Lettera Aperta agli alunni delle quinte classi

Separazione, distacco e lontananza. Memoria, interiorizzazione e approfondimento, vie verso la maturità.

Cari amici delle quinte classi,
nel Vangelo di Giovanni, Gesù, nei suoi “discorsi di addio”, esclama: “E’ bene per voi che io me ne vada”. Anche le nostre vite si separano, e intraprenderanno nuove vie in un movimento necessario di distacco. E’ la sfida di ogni relazione. E’ difficile, ma necessario. “Solo il seme che muore dà frutto. Solo ciò che dà frutto è vero. E’ difficile mettere al mondo, è difficile prendersi cura di ciò che si è fatto esistere, ma ancor più difficile è lasciar andare. Senza questo passo (mai indolore) ciò che abbiamo fatto esistere muore e noi pure. E’ legge di vita (Goethe)”.
Quest’anno poi il Covid19 ha anticipato questo movimento aggiungendo anche quello della lontananza. Una velata tristezza ha intessuto i nostri sporadici dialoghi a distanza.
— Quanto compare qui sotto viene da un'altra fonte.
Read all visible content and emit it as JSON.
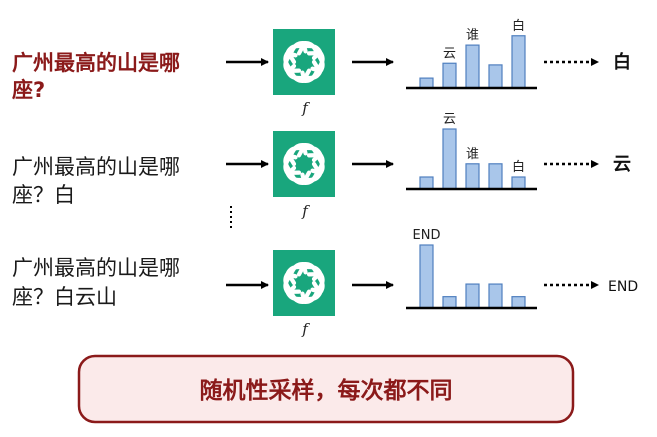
{
  "colors": {
    "accent": "#8b1a1a",
    "logo_bg": "#19a67d",
    "bar_fill": "#a9c6ea",
    "bar_stroke": "#4f7fbf",
    "banner_fill": "#fbeaea",
    "banner_stroke": "#8b1a1a"
  },
  "func_label": "f",
  "banner": {
    "text": "随机性采样，每次都不同"
  },
  "rows": [
    {
      "prompt_line1": "广州最高的山是哪",
      "prompt_line2": "座?",
      "highlight": true,
      "bars": [
        {
          "value": 0.18,
          "label": ""
        },
        {
          "value": 0.45,
          "label": "云"
        },
        {
          "value": 0.78,
          "label": "谁"
        },
        {
          "value": 0.42,
          "label": ""
        },
        {
          "value": 0.95,
          "label": "白"
        }
      ],
      "result": "白"
    },
    {
      "prompt_line1": "广州最高的山是哪",
      "prompt_line2": "座？白",
      "highlight": false,
      "bars": [
        {
          "value": 0.2,
          "label": ""
        },
        {
          "value": 1.0,
          "label": "云"
        },
        {
          "value": 0.42,
          "label": "谁"
        },
        {
          "value": 0.42,
          "label": ""
        },
        {
          "value": 0.2,
          "label": "白"
        }
      ],
      "result": "云"
    },
    {
      "prompt_line1": "广州最高的山是哪",
      "prompt_line2": "座？白云山",
      "highlight": false,
      "bars": [
        {
          "value": 1.0,
          "label": "END"
        },
        {
          "value": 0.18,
          "label": ""
        },
        {
          "value": 0.38,
          "label": ""
        },
        {
          "value": 0.38,
          "label": ""
        },
        {
          "value": 0.18,
          "label": ""
        }
      ],
      "result": "END"
    }
  ]
}
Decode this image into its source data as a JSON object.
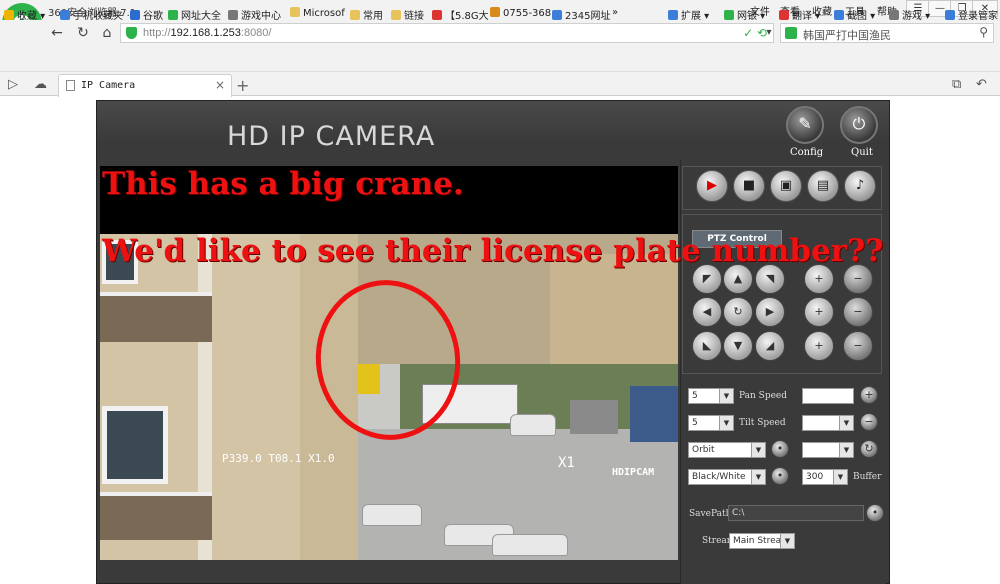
{
  "browser": {
    "logo_letter": "e",
    "app_title": "360安全浏览器 7.1",
    "menu": [
      "文件",
      "查看",
      "收藏",
      "工具",
      "帮助"
    ],
    "window_buttons": [
      "☰",
      "—",
      "❐",
      "✕"
    ],
    "url_scheme": "http://",
    "url_host": "192.168.1.253",
    "url_rest": ":8080/",
    "search_placeholder": "韩国严打中国渔民",
    "bookmarks": [
      "收藏",
      "手机收藏夹",
      "谷歌",
      "网址大全",
      "游戏中心",
      "Microsof",
      "常用",
      "链接",
      "【5.8G大",
      "0755-368",
      "2345网址"
    ],
    "bookmarks_right": [
      "扩展",
      "网银",
      "翻译",
      "截图",
      "游戏",
      "登录管家"
    ],
    "more_label": "»",
    "tab_label": "IP Camera",
    "tab_close": "×",
    "newtab": "+"
  },
  "camera": {
    "title": "HD IP CAMERA",
    "config_label": "Config",
    "quit_label": "Quit",
    "osd_left": "P339.0 T08.1 X1.0",
    "osd_zoom": "X1",
    "osd_brand": "HDIPCAM",
    "ptz_label": "PTZ Control",
    "pan_speed_value": "5",
    "pan_speed_label": "Pan Speed",
    "tilt_speed_value": "5",
    "tilt_speed_label": "Tilt Speed",
    "orbit_value": "Orbit",
    "color_mode_value": "Black/White",
    "buffer_value": "300",
    "buffer_label": "Buffer",
    "savepath_label": "SavePath",
    "savepath_value": "C:\\",
    "stream_label": "Stream",
    "stream_value": "Main Strea"
  },
  "annotations": {
    "line1": "This has a big crane.",
    "line2": "We'd like to see their license plate number??"
  }
}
Né presenza, né sguardi, né “gita scolastica”, né cena di fine anno, né abbracci. Ma paradossalmente sono proprio i periodi bui della nostra esistenza a rivelarsi occasioni di nuove possibilità, di purificazione delle nostre attese e dei nostri sogni. Viene un’ora nella vita di ciascuno di noi in cui siamo posti di fronte alla verità, in cui ci viene data l’occasione di dare senso e compimento alle nostre esistenze.
Separazione, distacco e lontananza oggi sono come ferite, domani saranno feritoie da dove scorgere nuove vie di maturità e responsabilità. E’ il futuro che ci viene incontro per poter passare dalla tristezza alla vera gioia. La memoria delle parole dette e non dette illuminerà le vostre giornate, sarà balsamo per superare difficoltà ed egoismi e vi innesterà in novità di vita più fraterna e solidale. L’esperienza di essere stati insieme per anni nella stessa aula vi consegnerà a una verità più profonda : siamo tutti sulla stessa barca, segnati da una stessa fragilità che chiede solidarietà. Il vissuto scolastico, talvolta affrontato con superficialità e con reazioni banali, tornerà prepotente alla visione, cercando interiorizzazione e approfondimento.
Memoria, interiorizzazione e approfondimento appartengono a quel paradossale linguaggio di ogni separazione, distacco e lontananza. La nostalgia delle esperienze vissute, l’eco delle parole, i volti e gli sguardi incrociati vi abiteranno e li riscoprirete con stupore e meraviglia. Vi nutrirete di nostalgia non per rivangare un passato che non ritorna, ma per curare il futuro. Perché in questo consiste la maturità: curare la libertà e la responsabilità per gli altri, curare l’ambiente e la propria professionalità come chiamata a trasformare il mondo. Se dunque tutto ciò deve accadere ed essere portato a compimento, è bene che le nostre vite si separino.
Auguriamo a tutti voi un cammino di libertà verso quella maturità che trova nella responsabilità per sé, per gli altri e per il mondo, la sua autentica umanità.